Того, что случилось, Кромвель, конечно, не ожидал: король, покраснев от гнева, сорвался с места и проревел:
– Она еще хуже, чем я мог себе представить! У нее отвислая грудь и дряблый живот! Я оставил ее девственницей, поскольку, когда я ощупал ее тело, сердце мое упало и я утратил всякую смелость и желание продолжить свои попытки!..
И Генрих содрогнулся от отвращения, вспомнив прошедшую ночь.
…Когда наступил неизбежный миг и они остались в постели вдвоем, он действительно оказался бессилен. Анна даже расстроилась, потому что уже приготовилась вынести все отвратительные ласки Генриха, забеременеть, дать ему сыновей – и прожить остаток дней в покое и довольстве. Однако Генриху, к сожалению, она показалась слишком уж безобразной…
– Вот ведь кобыла фламандская! – заявил он Кромвелю и вдруг совершенно спокойным тоном добавил: – Однако она отлично играет в «сотню»…
– В… «сотню»? – переспросил Кромвель, остолбенело уставившись на короля. Он решил, что ослышался.

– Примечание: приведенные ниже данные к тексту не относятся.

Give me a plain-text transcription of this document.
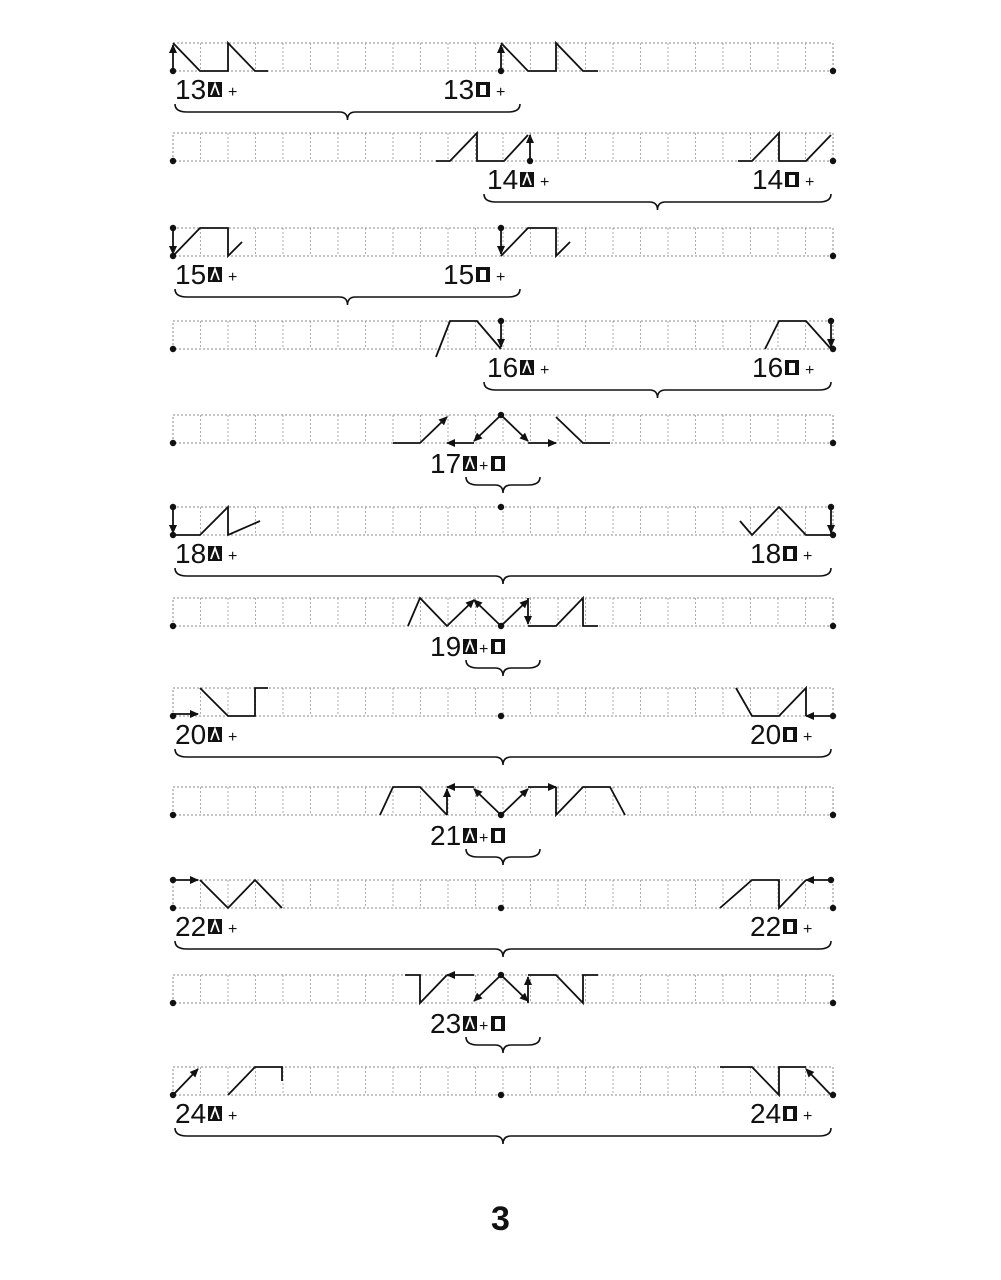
13 +	13 +
14 +	14 +
15 +	15 +
16 +	16 +
17 +
18 +	18 +
19 +
20 +	20 +
21 +
22 +	22 +
23 +
24 +	24 +
3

– Вот-вот, – кивнул Генрих. – А что, разве запрещено играть в карты в брачную ночь?..
И король, подволакивая больную ногу, ушел, хлопнув дверью. Ошеломленный новостью лорд-хранитель печати так и остался размышлять в одиночестве о случившемся.

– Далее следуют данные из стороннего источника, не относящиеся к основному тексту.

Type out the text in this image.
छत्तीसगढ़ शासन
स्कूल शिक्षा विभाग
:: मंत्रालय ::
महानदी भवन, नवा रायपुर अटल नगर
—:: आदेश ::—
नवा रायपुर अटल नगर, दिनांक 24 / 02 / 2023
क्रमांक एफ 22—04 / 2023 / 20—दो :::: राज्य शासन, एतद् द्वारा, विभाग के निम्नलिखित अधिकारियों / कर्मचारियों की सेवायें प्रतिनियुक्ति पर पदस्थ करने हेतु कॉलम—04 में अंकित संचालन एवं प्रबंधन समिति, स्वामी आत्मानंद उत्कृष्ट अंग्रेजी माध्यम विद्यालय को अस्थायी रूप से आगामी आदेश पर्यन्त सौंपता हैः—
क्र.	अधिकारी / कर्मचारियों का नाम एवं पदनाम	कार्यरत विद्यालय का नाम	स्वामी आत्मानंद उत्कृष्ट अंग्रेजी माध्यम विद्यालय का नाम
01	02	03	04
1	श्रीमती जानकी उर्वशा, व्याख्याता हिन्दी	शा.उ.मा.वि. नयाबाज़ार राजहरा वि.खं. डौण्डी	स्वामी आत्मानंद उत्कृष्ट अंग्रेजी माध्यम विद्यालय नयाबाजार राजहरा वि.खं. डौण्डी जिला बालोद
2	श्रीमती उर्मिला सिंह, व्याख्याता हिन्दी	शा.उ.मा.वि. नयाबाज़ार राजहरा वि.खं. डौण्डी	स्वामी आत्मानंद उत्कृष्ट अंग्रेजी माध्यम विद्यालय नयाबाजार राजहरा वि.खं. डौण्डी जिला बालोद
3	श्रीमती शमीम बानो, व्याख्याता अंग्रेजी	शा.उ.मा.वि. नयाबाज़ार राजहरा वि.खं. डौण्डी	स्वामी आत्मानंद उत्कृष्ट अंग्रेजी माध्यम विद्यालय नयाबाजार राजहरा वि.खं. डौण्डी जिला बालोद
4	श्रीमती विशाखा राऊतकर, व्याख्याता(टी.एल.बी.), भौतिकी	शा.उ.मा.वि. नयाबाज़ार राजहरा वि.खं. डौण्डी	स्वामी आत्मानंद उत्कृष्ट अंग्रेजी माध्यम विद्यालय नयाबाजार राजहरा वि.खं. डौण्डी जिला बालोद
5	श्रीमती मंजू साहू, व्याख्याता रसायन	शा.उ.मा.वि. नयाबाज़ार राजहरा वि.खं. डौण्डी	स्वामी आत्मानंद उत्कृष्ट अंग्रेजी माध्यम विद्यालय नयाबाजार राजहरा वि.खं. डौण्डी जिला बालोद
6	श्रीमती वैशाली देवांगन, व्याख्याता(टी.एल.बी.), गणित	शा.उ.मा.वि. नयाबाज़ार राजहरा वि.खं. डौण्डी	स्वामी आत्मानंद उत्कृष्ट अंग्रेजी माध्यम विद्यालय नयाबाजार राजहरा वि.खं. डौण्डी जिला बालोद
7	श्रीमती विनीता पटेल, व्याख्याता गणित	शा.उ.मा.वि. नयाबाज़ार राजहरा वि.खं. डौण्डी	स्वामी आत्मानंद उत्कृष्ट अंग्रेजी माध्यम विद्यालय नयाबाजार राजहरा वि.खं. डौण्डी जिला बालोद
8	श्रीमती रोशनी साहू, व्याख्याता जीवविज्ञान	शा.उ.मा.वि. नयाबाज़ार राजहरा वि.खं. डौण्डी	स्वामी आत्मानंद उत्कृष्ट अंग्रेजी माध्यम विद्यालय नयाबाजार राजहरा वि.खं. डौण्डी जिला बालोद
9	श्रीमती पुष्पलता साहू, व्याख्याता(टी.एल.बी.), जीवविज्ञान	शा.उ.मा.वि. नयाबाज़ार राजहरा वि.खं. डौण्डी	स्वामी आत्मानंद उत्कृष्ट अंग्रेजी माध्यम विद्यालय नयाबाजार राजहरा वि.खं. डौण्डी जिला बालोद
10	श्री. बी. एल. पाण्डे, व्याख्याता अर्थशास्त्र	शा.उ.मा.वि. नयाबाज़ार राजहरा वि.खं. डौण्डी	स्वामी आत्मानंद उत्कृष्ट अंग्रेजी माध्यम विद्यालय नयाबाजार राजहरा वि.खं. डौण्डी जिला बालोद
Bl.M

Дня четыре спустя после свадьбы в покоях королевы собрались ее новые фрейлины – леди Эджкомб, леди Рутланд и леди Рошфор, которые неплохо изъяснялись на немецком, – чтобы развлечь свою госпожу невинной болтовней. Беседа текла бы непринужденно, если бы не присутствие Джейн Рошфор, вдовы Джорджа Болейна, о роковом свидетельстве которой против мужа и его сестры Анны Болейн сплетничали при всех европейских дворах. Анна Клевская опасалась этой женщины и потому решила быть осторожной.

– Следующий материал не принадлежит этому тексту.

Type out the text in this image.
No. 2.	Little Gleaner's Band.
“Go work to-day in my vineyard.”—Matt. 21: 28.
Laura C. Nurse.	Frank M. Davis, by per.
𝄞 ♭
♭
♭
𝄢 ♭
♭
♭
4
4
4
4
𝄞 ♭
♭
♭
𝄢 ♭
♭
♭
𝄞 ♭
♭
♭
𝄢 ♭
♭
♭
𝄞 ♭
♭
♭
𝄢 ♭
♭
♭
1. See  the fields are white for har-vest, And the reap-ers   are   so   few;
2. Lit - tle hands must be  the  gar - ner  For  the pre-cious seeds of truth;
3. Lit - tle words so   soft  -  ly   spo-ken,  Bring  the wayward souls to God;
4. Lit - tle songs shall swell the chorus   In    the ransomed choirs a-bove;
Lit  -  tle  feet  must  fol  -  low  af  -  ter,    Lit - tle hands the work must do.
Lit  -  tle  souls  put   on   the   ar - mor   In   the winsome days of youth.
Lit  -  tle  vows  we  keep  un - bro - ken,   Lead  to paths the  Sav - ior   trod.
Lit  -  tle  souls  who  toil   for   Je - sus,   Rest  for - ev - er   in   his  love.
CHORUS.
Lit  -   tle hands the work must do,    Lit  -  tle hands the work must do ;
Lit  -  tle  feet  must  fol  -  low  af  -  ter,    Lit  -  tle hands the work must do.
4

Разговор с неизбежностью коснулся темы, волновавшей всех присутствующих. Дамы выразили надежду, что королева беременна, но Анна твердо заявила, что это не так.
– Как же вы, Ваше Величество, можете быть уверены в этом, если каждую ночь возлежите с королем? – сладким голоском, но не без ехидства осведомилась леди Эджкомб.
Но Анна еще раз вежливо, но весьма твердо повторила:
– Я прекрасно знаю, что не беременна.
Вкрадчивым тоном, со злорадным блеском в глазах леди Рошфор спросила:
– Неужели Ваше Величество все еще девственны?
Широко раскрыв глаза и изображая удивление, Анна ответила:
– Как же я могу быть девственна, если каждую ночь возлежу с королем? Вечером он целует меня, берет за руку и говорит: «Покойной ночи, мое сердечко», а поутру снова целует меня и с улыбкой произносит: «С добрым утром, милая». Разве этого не достаточно?
– Мадам, – вмешалась в разговор леди Рутланд, – но ведь должно происходить еще кое-что, а то не видать нам принца Йоркского, которого ждет не дождется все королевство.